Jean Lemieux
Une sentinelle sur le
rempart : parcours d’un médecin
Montréal, Québec Amérique, 2018, 208 p., 21,95 $.
Le voyage
abracadabrant
Je soulignais l’autre jour en
recensant Chez la Reine (Bq, 2018),
roman d’Alexandre Mc Cabe, que les liens entre une fiction et un événement
personnel peuvent déranger. C’était alors un grand-père agonisant là où mon père
est décédé. Maintenant, Une sentinelle
sur le rempart, le récit autobiographique de Jean Lemieux, me rappelle ma
petite enfance passée si souvent auprès d’un grand-père médecin et grand lecteur.
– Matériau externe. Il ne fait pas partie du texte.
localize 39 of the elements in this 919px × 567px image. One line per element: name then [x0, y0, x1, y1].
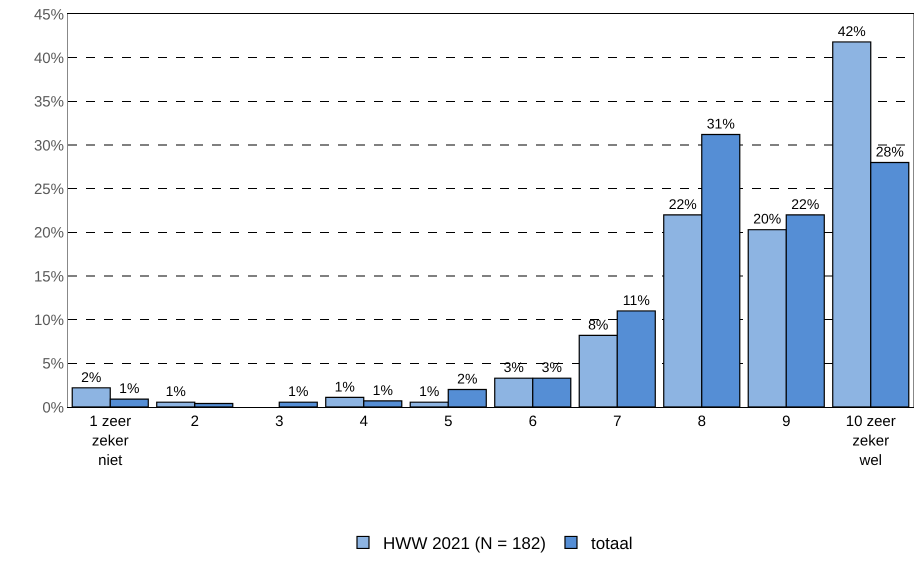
y-tick-label: 40% [34, 50, 64, 67]
x-tick-label: 7 [613, 413, 622, 430]
data-label: 42% [838, 22, 866, 39]
y-tick-label: 45% [34, 6, 64, 24]
data-label: 28% [876, 143, 904, 160]
data-label: 1% [166, 383, 186, 400]
y-tick-label: 15% [34, 268, 64, 286]
data-label: 22% [791, 196, 820, 212]
data-label: 3% [542, 359, 562, 376]
legend-label: totaal [590, 534, 633, 554]
y-tick-label: 30% [34, 137, 64, 154]
data-label: 1% [419, 383, 440, 400]
x-tick-label: 4 [360, 413, 368, 430]
data-label: 1% [119, 380, 140, 396]
data-label: 1% [288, 383, 308, 400]
data-label: 8% [588, 316, 608, 332]
x-tick-label: 1 zeer zeker niet [89, 413, 132, 469]
y-tick-label: 5% [42, 356, 64, 373]
y-tick-label: 35% [34, 94, 64, 111]
data-label: 31% [706, 116, 735, 132]
data-label: 22% [668, 196, 697, 212]
data-label: 11% [622, 292, 650, 308]
x-tick-label: 10 zeer zeker wel [846, 413, 896, 469]
data-label: 1% [334, 378, 355, 394]
y-tick-label: 0% [42, 399, 64, 416]
data-label: 20% [753, 210, 782, 227]
x-tick-label: 3 [275, 413, 284, 430]
x-tick-label: 6 [528, 413, 537, 430]
data-label: 2% [457, 370, 478, 387]
data-label: 2% [81, 368, 102, 385]
x-tick-label: 9 [782, 413, 790, 430]
y-tick-label: 10% [34, 312, 64, 329]
x-tick-label: 5 [444, 413, 452, 430]
x-tick-label: 2 [190, 413, 199, 430]
x-tick-label: 8 [698, 413, 706, 430]
y-tick-label: 20% [34, 224, 64, 242]
legend-label: HWW 2021 (N = 182) [383, 534, 546, 554]
data-label: 1% [372, 382, 393, 398]
y-tick-label: 25% [34, 180, 64, 198]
Jean Lemieux a grandi à Iberville,
sur la rive du Richelieu, auprès de Paul et Jeanne, à qui il dédie ce récit. Il
se souvient de l’école Saint-Georges, de l’ennui au fond de la classe, des amis
et du patinage l’hiver, de son besoin de solitude et celui de créer des univers
inspirés par ses lectures. Ado, il arrive au séminaire de Saint-Jean, passage
obligé pour entrer à l’université.
L’image qu’il dessine de lui-même
collégien n’est pas flatteuse, entre un rebelle mou et un artiste rêveur. Faisant
un clin d’œil à Jacques Boulerice et au regretté Jean-Marie Poupart, qui lui
ont enseigné, on le voit hésiter à faire un choix de carrière. Attiré par les
lettres, il se prépare néanmoins aux études en médecine, espérant faire la
double carrière de médecin et d’écrivain comme Jacques Ferron. Même à la
faculté, il ne parvient pas à sacrifier une vie de bohème nonchalante à des
études contraignantes. Comme bien d’autres, il joue avec le temps, préférant le
stress de la dernière heure au labeur quotidien.
Devenu médecin, il relate les
aléas de la profession, dont les contingences de l’internat où il apprend sur
le tas ce que les classes ne peuvent enseigner. Il découvre ainsi préférer la
médecine d’équipe à celle de la clinique privée. Profitant d’un urgent besoin
de médecins aux Îles-de-la-Madeleine, il va y poursuivre son apprentissage. Durant
deux ans, il fait l’expérience de diverses situations qu’un docteur peut
rencontrer sur le terrain. Sa pratique d’une médecine humaniste s’intègre au mode
de vie que les gens des Îles lui inspirent. Puis, il y a la Sirène, cette Madelinienne
dont le chant l’ensorcelle, s’ajoutant à la langue mélodieuse des Îles et à l’écriture
qui ne cesse de le charmer.
À 60 ans et des poussières, sur
le point de prendre sa retraite, Jean Lemieux est médecin généraliste en milieu
psychiatrique. Son amoureuse et leurs enfants l’ayant amené à Québec après 12
ans aux Îles pour simplifier la scolarisation de la progéniture, il a répondu à
nouveau au besoin criant de médecins dans cette zone grise, celle des fous,
comme on stigmatisait autrefois la maladie mentale. Le docteur s’est fait « sentinelle
sur le rempart », veilleur humanitaire sur des esprits aussi troublés que
troublants.
Hélas, il a l’impression d’être
plus un gestionnaire qu’un praticien, le système de santé faisant dans le méga,
des hôpitaux au ministre. Ses veilles de nuit et ce projet de livre l’aident à tenir
la tête en dehors de l’eau trouble qui fait déjà trop de victimes collatérales,
particulièrement ces malades à qui il faut plus qu’un quelconque médicament pour
vivre dignement.
Une sentinelle sur le rempart aurait aussi pu s’intituler « Le
Voyage abracadabrant » ou « La Passe verte », selon les périodes
de la pratique médicale de l’écrivain et tout ce qui compose sa vie personnelle
comme autant de strates existentielles, les unes appuyées sur les autres. Si sa
profession est au centre du récit, le rôle de son esprit de création et son
espoir amoureux sont tout aussi importants. Ce n’est d’ailleurs pas pour rien
qu’il raconte le cheminement de sa carrière d’auteur, des cahiers Canada de la
petite école au clavier d’ordinateur, de la réalité qui l’inspire aux fictions
qui en découlent. Ce sont là des avenues qui lui redonnent un peu de liberté,
comme ses voyages à l’étranger.
Jean Lemieux est loin de La lune rouge, son premier roman paru en
1991, aussi loin que l’adolescence et l’heure de la retraite. Je constate que
la flamme qui brûlait alors en lui n’a pas vacillé, mais plutôt qu’elle a pris
les tons d’un coucher de soleil par un beau soir d’été aux Îles-de-la-Madeleine
qu’il sait bien mettre en mots pour nous faire ressentir l’intensité de sa
lumière, sans pour autant oublier les délaissés.